Come è stato il viaggio verso la stazione?

«Per attraversare il fiume c'era solo un ponte, che si diceva fosse minato. A piedi, con lo zaino, camminammo per sei ore. Passammo proprio vicino a un posto che poco dopo fu bombardato. Quando arrivammo alla stazione, un caos infinito: gente ovunque, nessun biglietto, solo la disperazione di salire su un treno qualsiasi. Partimmo senza niente. Dopo un viaggio fino a Užhorod, vicino alla Slovacchia, affrontammo la coda al confine con la Polonia. Fu lì che conobbi un'altra mamma con suo figlio che ci offrì un passaggio in auto dai loro amici che li aspettavano. Fu una fortuna. Dopo una notte da loro, ci comprarono i biglietti per l'Italia, dove avevo degli amici. In cinque giorni eravamo passati dall'inferno alla salvezza».

I suoi genitori erano rimasti a Sumy, in una zona occupata. Cosa hanno vissuto?

«Per più di un mese non ebbi notizie. Poi seppi che i russi erano entrati in casa loro. Tre soldati occuparono il primo piano, costringendo i miei genitori e mia nonna novantenne a stare in cantina. Volevano che stessero lì perché la casa era vicino a un ospedale e dalla finestra potevano controllare la zona. Mio padre, che ha problemi di cuore, stava malissimo. Un giorno arrivarono i nostri militari e ci fu uno scontro a fuoco, che riuscì a mandare via momentaneamente i russi, ma la casa, dove io sono nata e cresciuta, era distrutta. Il trauma per tutti loro è profondo. Per mio nipote, che è nato col Covid e cresciuto con la guerra, la paura è abitudine. Questi bambini non hanno conosciuto una vita normale».

Com'è stato ricominciare in Italia, a Modena?

«All'inizio è stato durissimo. Non avevamo niente, non parlavamo la lingua. Anhelina, che aveva 17 anni, ha sofferto moltissimo. Ha lasciato tutta la sua vita: amici, sport, scuola. Piangeva spesso di notte. Per me lavorare è stato fondamentale, non solo per i soldi, ma per la testa. Non si può stare senza fare niente, lavorare aiuta a pensare meno. Con il tempo abbiamo costruito una piccola rete: altri ucraini, volontari, la famiglia italiana che ci ha accolto. Sono state le persone a fare la differenza. Ho capito cosa conta veramente, e ho capito chi sono i veri amici. In guerra scoprii che non tutti quelli che credevi tuoi amici lo erano davvero. Ma ho anche incontrato angeli, persone che ci hanno aiutato senza conoscerci».

Qual è la sua speranza ora?

«Voglio solo che la guerra finisca.
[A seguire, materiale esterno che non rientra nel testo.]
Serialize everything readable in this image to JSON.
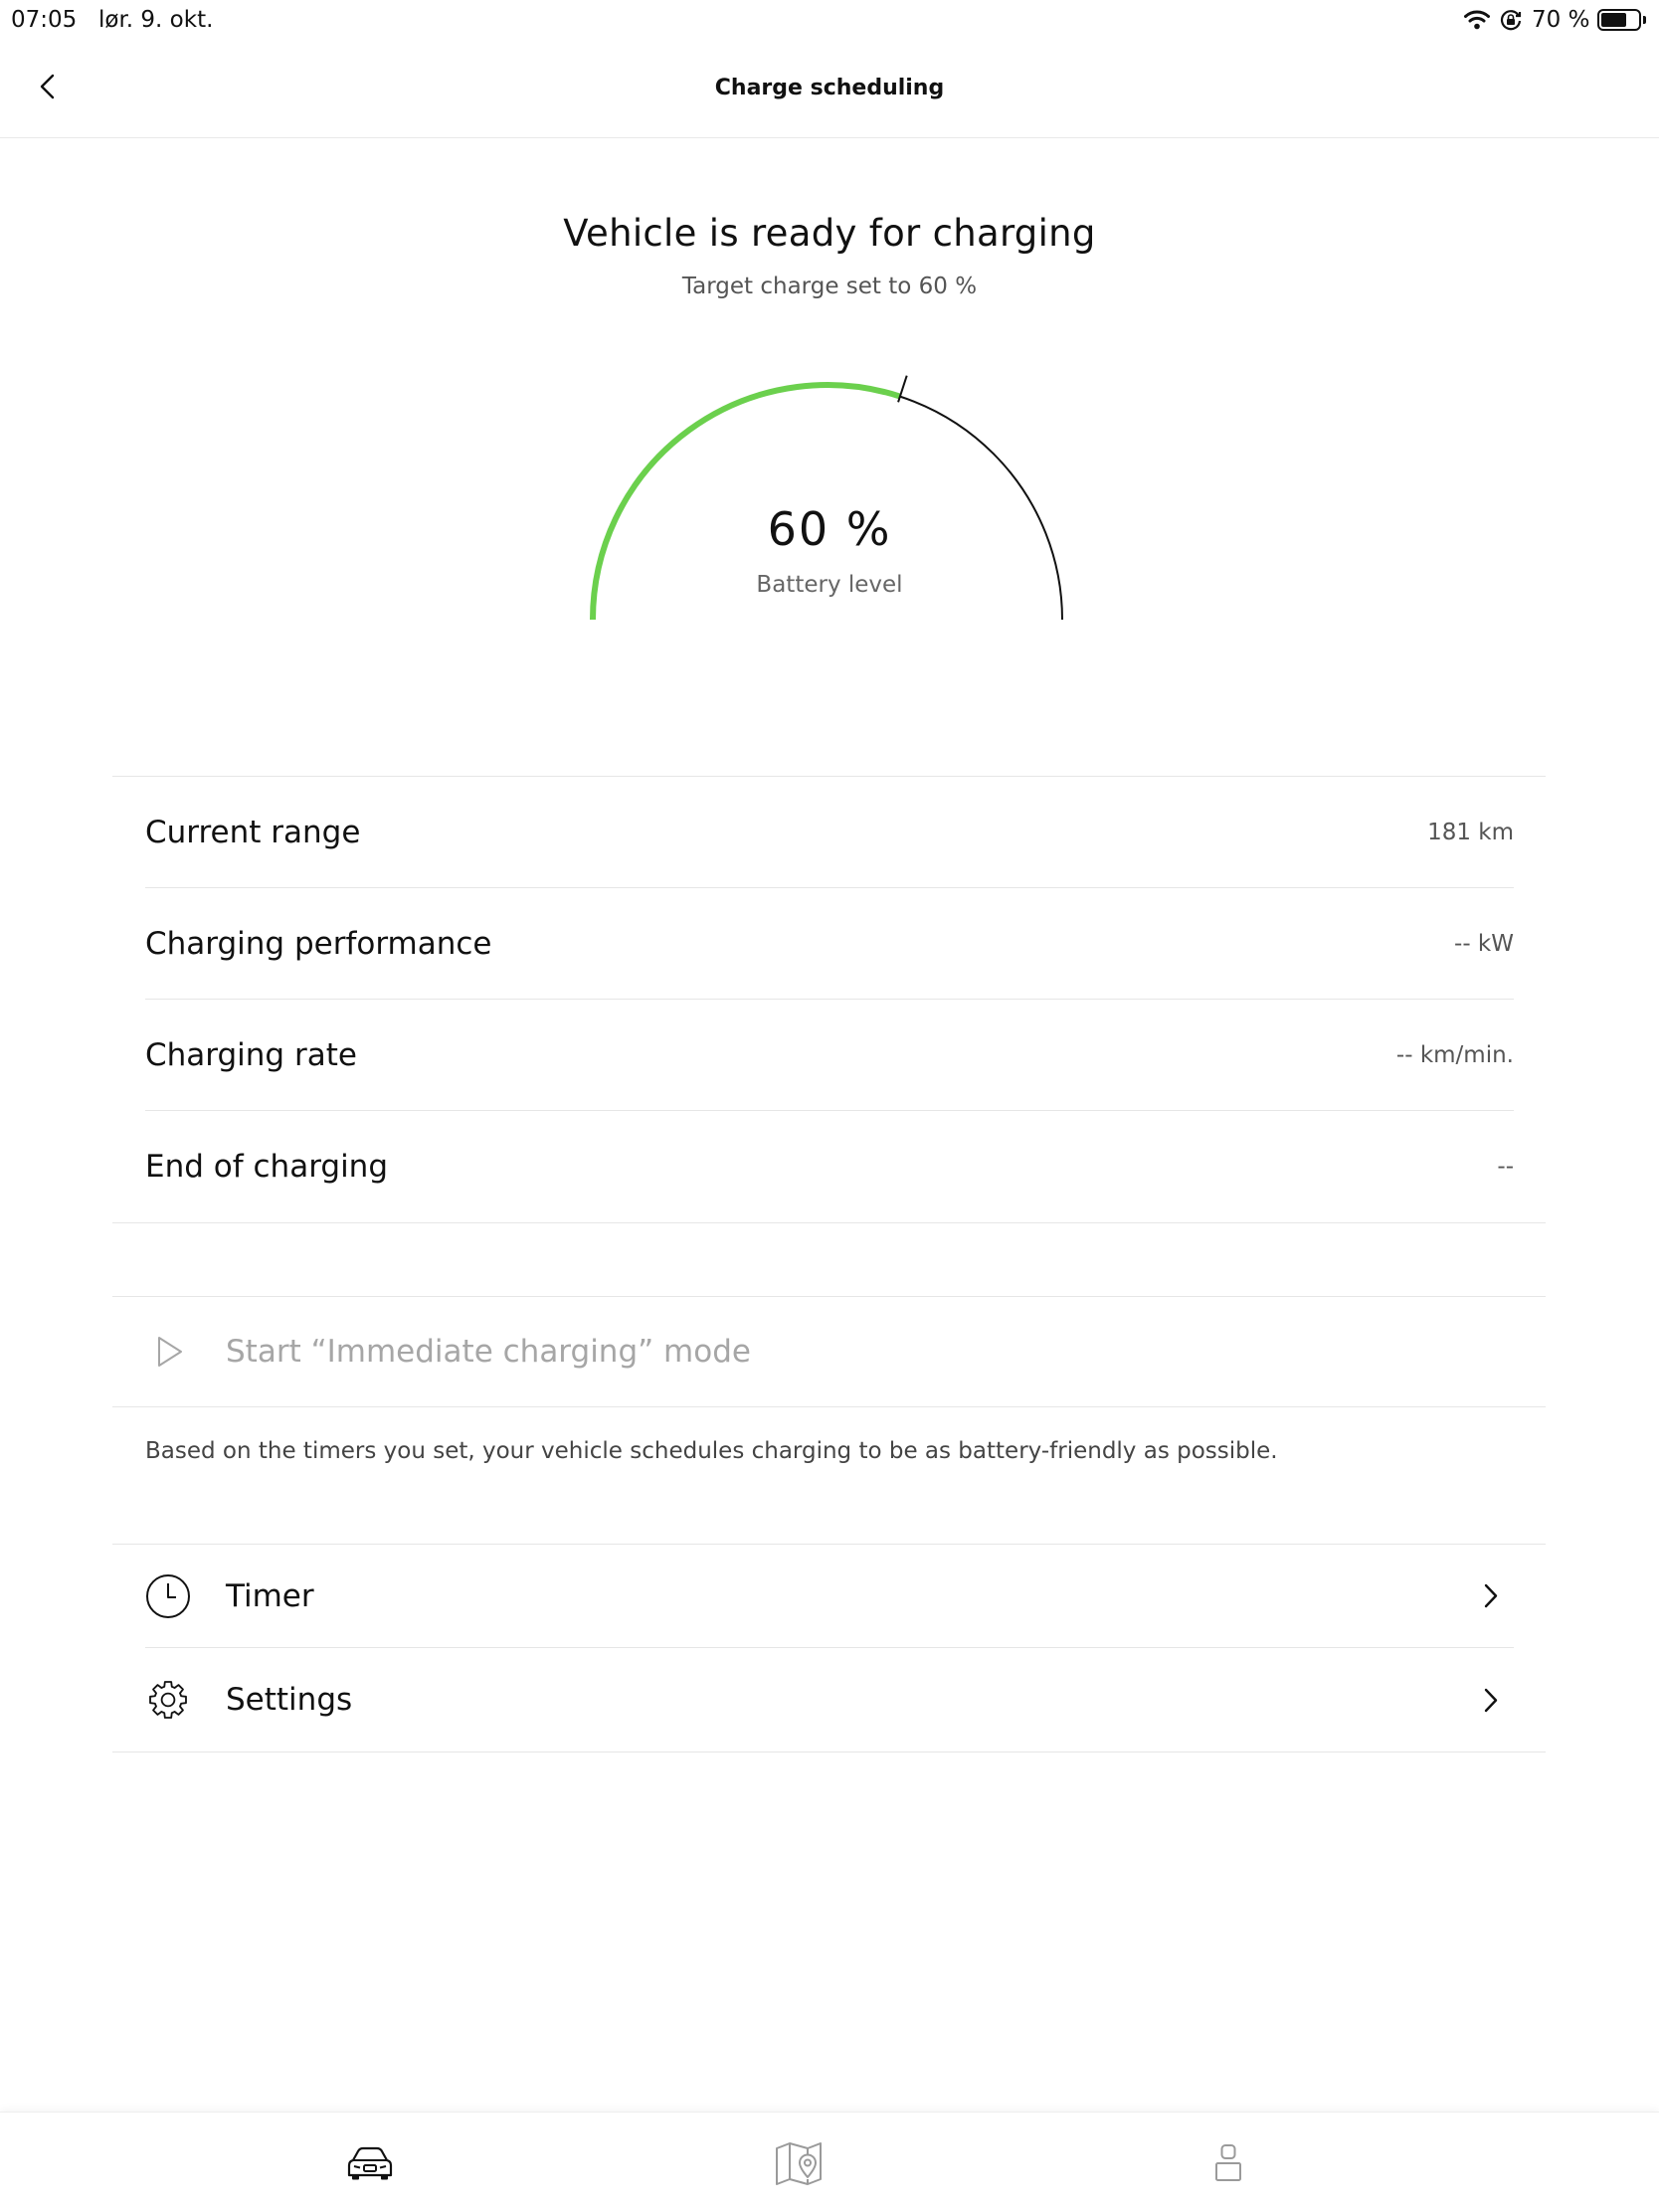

Per chi è ancora là, per i bambini che stanno crescendo nell'orrore. Il pensiero è sempre lì, con chi è rimasto. La speranza è che tutto questo abbia una fine, e che tutti, un giorno, possano tornare a una vita normale, senza paura».

Questo articolo mette al centro le conseguenze concrete della guerra su cittadini e ragazzi come noi. Serve a ricordare che dietro al conflitto ci sono famiglie che devono ricostruire la propria vita da zero, spesso lontano da tutto ciò che conoscevano.